Data for the isochrones is provided in two formats:
-
Isochrone interpolants
The interpolants are generated from a grid of age vs metallicity vs scaled initial mass (the scaled initial mass varies between 0 and 1 along any isochrone).
Example: You have a comma separated txt file with 6 columns: galactic longitude (glon), galactic latitude (glat), distance (s), age, metallicity (mh), mass (as used here). You want to know the H-band apparent magnitude and colour of the stars (neglecting dust extinction).
import numpy as np
import pandas as pd
file_path = 'PATH/TO/FILE.txt'
array = np.loadtxt(file_path)
dataframe = pd.DataFrame(array, columns=['glon', 'glat', 's', 'age', 'mh', 'mass'])
from seestar import IsochroneScaling
IsoCalculator = IsochroneScaling.IntrinsicToObservable()
# If just calculating H-absolute and colour(J-K):
IsoCalculator.LoadColMag("*path*/isoPARSEC/isochrone_interpolantinstances.pickle")
colour, Habs = IsoCalculator.ColourMabs(dataframe.age, dataframe.mh, dataframe.mass)
# For calculating apparent magnitude
colour, Happ = IsoCalculator.ColourMapp(dataframe.age, dataframe.mh, dataframe.mass, dataframe.s)
# If calculating all magnitudes:
IsoCalculator.LoadMagnitudes("[directory]/evoTracks/isochrone_magnitudes.pickle")
Habs, Jabs, Kabs = IsoCalculator.AbsMags(dataframe.age, dataframe.mh, dataframe.mass)
Happ, Japp, Kapp = IsoCalculator.AppMags(dataframe.age, dataframe.mh, dataframe.mass, dataframe.s)
-
Isochrone data file.
This contains all the data on the isochrones before they've been resampled to minimize displacement errors in calculating the intrinsic selection function. I would advise that if the interpolantinstance.pickle file is available, use that as it's far simpler and less memory intensive.
To load this into the Isochrone Calculator, perform the following:
import numpy as np
import pandas as pd
file_path = "*path*/isoPARSEC/iso_fulldata.pickle"

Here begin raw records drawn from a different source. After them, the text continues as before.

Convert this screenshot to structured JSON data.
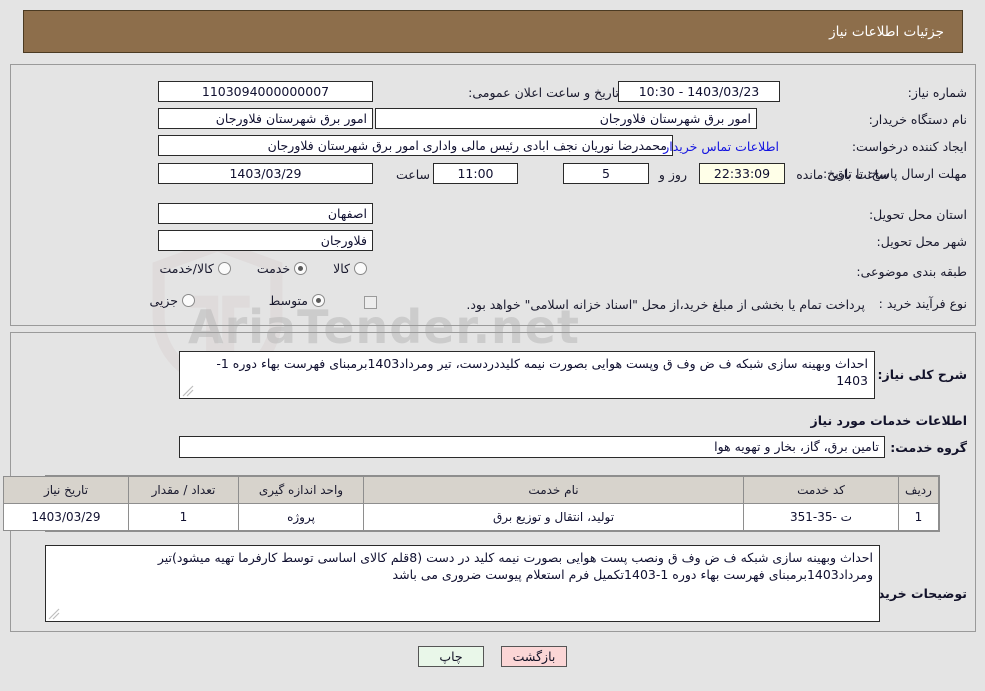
{
  "header": {
    "title": "جزئیات اطلاعات نیاز",
    "bg_color": "#8d6e4b",
    "text_color": "#ffffff"
  },
  "watermark": {
    "text": "AriaTender.net",
    "icon": "shield-icon"
  },
  "form": {
    "need_number_label": "شماره نیاز:",
    "need_number_value": "1103094000000007",
    "announce_datetime_label": "تاریخ و ساعت اعلان عمومی:",
    "announce_datetime_value": "1403/03/23 - 10:30",
    "buyer_org_label": "نام دستگاه خریدار:",
    "buyer_org_value": "امور برق شهرستان فلاورجان",
    "buyer_org_value2": "امور برق شهرستان فلاورجان",
    "requester_label": "ایجاد کننده درخواست:",
    "requester_value": "محمدرضا نوریان نجف ابادی رئیس مالی واداری  امور برق شهرستان فلاورجان",
    "contact_link_label": "اطلاعات تماس خریدار",
    "deadline_label": "مهلت ارسال پاسخ: تا تاریخ:",
    "deadline_date_value": "1403/03/29",
    "hour_label": "ساعت",
    "hour_value": "11:00",
    "days_value": "5",
    "days_label": "روز و",
    "countdown_value": "22:33:09",
    "remaining_label": "ساعت باقی مانده",
    "province_label": "استان محل تحویل:",
    "province_value": "اصفهان",
    "city_label": "شهر محل تحویل:",
    "city_value": "فلاورجان",
    "category_label": "طبقه بندی موضوعی:",
    "category_options": [
      {
        "label": "کالا",
        "selected": false
      },
      {
        "label": "خدمت",
        "selected": true
      },
      {
        "label": "کالا/خدمت",
        "selected": false
      }
    ],
    "process_label": "نوع فرآیند خرید :",
    "process_options": [
      {
        "label": "جزیی",
        "selected": false
      },
      {
        "label": "متوسط",
        "selected": true
      }
    ],
    "treasury_checkbox_checked": false,
    "treasury_note": "پرداخت تمام یا بخشی از مبلغ خرید،از محل \"اسناد خزانه اسلامی\" خواهد بود."
  },
  "summary": {
    "label": "شرح کلی نیاز:",
    "value": "احداث وبهینه سازی شبکه ف ض وف ق وپست هوایی بصورت نیمه کلیددردست، تیر ومرداد1403برمبنای فهرست بهاء دوره 1-1403"
  },
  "services_section": {
    "title": "اطلاعات خدمات مورد نیاز",
    "group_label": "گروه خدمت:",
    "group_value": "تامین برق، گاز، بخار و تهویه هوا",
    "table": {
      "columns": [
        "ردیف",
        "کد خدمت",
        "نام خدمت",
        "واحد اندازه گیری",
        "تعداد / مقدار",
        "تاریخ نیاز"
      ],
      "rows": [
        {
          "radif": "1",
          "code": "ت -35-351",
          "name": "تولید، انتقال و توزیع برق",
          "unit": "پروژه",
          "qty": "1",
          "date": "1403/03/29"
        }
      ]
    }
  },
  "buyer_notes": {
    "label": "توضیحات خریدار:",
    "value": "احداث وبهینه سازی شبکه ف ض وف ق ونصب پست هوایی بصورت نیمه کلید در دست (8قلم کالای اساسی توسط کارفرما تهیه میشود)تیر ومرداد1403برمبنای فهرست بهاء دوره 1-1403تکمیل فرم استعلام پیوست ضروری می باشد"
  },
  "buttons": {
    "print": "چاپ",
    "back": "بازگشت"
  }
}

# Create isochrone calculator
from seestar import IsochroneScaling
IsoCalculator = IsochroneScaling.IntrinsicToObservable()
IsoCalculator.CreateFromIsochrones(fileinfo.iso_data_path)
IsoCalculator.pickleColMag(fileinfo.iso_interp_path)
As with all modules in the package, docstrings have been constructed for the module and all internal functions so if you're unsure about the parameters, outputs or contents of a function, class or module, running help on the object should provide more information.